# 0. Importing packages

In [1]:
# Load the autoreload extension to automatically reload modules before executing code (to avoid restarting the kernel)
%load_ext autoreload 
# NB. uncomment the line above first time you run this cell
%autoreload 2

import json
import pandas as pd
from pathlib import Path

# Custom functions
from resources.filter_functions import filter_ties

## 0.1 File Paths

In [2]:
# File paths
import resources.filepaths as fp

fp_main = fp.fp_main
fp_main_output = fp.fp_main_output

# To output data that has to go to external s-drive
fp_main_external = fp.fp_main_external
fp_output_external = fp.fp_output_external

# 1. Importing data

In [3]:
# Opening the file
first_tier_file_name = "first_tier_userinfo.jsonl"
fp_first_tier = fp_output_external / first_tier_file_name

# Load the first tier data
with open(fp_first_tier, "r") as f:
    first_tier_data = [json.loads(line) for line in f]

# Convert to DataFrame
first_tier_userinfo = pd.DataFrame(first_tier_data)

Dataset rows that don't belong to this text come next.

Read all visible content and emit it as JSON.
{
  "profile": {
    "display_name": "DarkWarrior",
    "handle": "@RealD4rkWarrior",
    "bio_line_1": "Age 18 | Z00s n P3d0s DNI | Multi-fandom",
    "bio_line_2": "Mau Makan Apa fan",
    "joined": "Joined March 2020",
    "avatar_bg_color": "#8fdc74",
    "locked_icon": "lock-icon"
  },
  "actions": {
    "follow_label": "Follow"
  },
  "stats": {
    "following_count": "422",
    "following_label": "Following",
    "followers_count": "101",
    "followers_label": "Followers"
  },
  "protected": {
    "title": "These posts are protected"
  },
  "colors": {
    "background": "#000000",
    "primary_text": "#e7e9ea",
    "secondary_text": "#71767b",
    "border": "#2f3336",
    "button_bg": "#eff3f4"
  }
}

# 2. Aggegating unique user connections for each first-tier user

In [4]:
fetch_ties_columns = [
    "follows_in", "follows_out", "watches_in", "watches_out",
    "stars_in", "stars_out", "forks_in", "forks_out",
]

first_tier_userinfo["unique_ties"] = first_tier_userinfo.apply(
    lambda row: filter_ties(row, fetch_ties_columns),
    axis=1
)

# 3. Save the sorted DataFrame to a parquet file

In [5]:
# Print number of users
print(f"Number of unique users in dataset: {len(first_tier_userinfo)}")

# Outputting sorted first-tier-user list with gzip (because of list within the dataframe)
first_tier_userinfo.to_parquet(
    fp_output_external / "first_tier_ties.parquet.gzip"
    )

Number of unique users in dataset: 149